Robert Klatt
Metallische Feinstaubpartikel schädigen die Mitochondrien (Kraftwerke) des Herzens und erhöhen dadurch das Risiko für schwere Herzkrankheiten. Schäden wurden bereits bei einem nur dreijährigen Kind aus einer stark belasteten Stadt nachgewiesen.
Lancaster (England). Feinstaub konnte bei Menschen aus stark belasteten Regionen bereits im Gehirn und sogar in der Plazenta schwangerer Frauen nachgewiesen werden. Die wenige Nanometer kleinen Partikel werden beim Einatmen aufgenommen und gelten als Risikofaktor für Lungenkrebs, Asthma, Herz-Kreislauf-Erkrankungen und weitere Krankheiten. Erzeugt wird Feinstaub durch Bremsen- und Reifenantrieb sowie Auspuffabgase vor allem im Verkehr.
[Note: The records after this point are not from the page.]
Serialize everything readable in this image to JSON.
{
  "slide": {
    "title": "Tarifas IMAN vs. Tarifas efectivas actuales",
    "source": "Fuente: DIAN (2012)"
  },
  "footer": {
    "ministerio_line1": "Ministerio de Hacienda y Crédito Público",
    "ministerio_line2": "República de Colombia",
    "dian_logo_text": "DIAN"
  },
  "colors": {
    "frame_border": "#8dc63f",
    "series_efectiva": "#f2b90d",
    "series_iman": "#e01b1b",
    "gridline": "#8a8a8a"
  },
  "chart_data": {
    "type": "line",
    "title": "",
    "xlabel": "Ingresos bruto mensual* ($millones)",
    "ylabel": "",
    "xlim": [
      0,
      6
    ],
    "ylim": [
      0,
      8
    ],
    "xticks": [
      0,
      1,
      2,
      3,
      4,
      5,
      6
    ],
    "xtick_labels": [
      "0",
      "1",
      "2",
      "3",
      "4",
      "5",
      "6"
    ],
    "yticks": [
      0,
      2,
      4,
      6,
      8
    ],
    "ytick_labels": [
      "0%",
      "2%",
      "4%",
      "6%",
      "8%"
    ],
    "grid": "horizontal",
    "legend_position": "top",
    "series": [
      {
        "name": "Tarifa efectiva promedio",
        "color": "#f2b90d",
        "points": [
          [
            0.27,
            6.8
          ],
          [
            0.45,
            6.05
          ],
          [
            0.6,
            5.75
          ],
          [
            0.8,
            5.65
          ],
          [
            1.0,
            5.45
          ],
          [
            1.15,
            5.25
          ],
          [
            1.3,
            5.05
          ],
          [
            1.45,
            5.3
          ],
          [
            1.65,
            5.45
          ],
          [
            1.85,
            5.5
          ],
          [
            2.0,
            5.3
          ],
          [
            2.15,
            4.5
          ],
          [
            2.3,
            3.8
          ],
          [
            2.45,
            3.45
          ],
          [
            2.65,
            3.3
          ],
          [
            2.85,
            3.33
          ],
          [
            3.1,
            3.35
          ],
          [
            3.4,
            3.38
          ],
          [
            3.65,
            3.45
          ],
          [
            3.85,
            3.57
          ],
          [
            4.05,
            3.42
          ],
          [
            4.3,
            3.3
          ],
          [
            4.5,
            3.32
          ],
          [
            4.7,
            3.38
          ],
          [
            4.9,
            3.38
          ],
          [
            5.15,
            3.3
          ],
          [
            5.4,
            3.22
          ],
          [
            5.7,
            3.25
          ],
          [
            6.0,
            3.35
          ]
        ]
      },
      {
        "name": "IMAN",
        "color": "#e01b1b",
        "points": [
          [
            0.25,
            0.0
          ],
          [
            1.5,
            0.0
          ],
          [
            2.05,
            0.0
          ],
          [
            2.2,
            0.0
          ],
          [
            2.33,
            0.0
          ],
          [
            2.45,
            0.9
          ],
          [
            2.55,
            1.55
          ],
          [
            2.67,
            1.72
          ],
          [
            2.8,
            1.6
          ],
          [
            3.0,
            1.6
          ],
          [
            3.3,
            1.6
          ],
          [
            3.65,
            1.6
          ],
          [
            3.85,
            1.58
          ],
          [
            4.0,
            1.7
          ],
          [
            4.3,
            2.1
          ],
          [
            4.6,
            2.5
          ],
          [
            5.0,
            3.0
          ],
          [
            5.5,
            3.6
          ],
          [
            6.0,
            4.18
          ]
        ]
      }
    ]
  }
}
Wissenschaftler der Lancaster University haben nun erstmals belegt, dass Feinstaub sogar tief in die Herzzellen des Menschen gelangen kann. Laut der im Fachmagazin Environmental Research publizierten Studie untersuchten sie dafür zwei Herzen von Opfern eines Verkehrsunfalls aus Mexico City, die durch starke Luftverschmutzung belastet ist. Die Forscher um Studienleiterin Barbara Maher haben bereits zuvor belegt, dass Nanopartikel aus der Luft über den Blutkreislauf in das Herzgewebe gelangen. Es können sich so bei Menschen aus Städten mit hoher Feinstaubbelastung Milliarden Nanopartikel ansammeln.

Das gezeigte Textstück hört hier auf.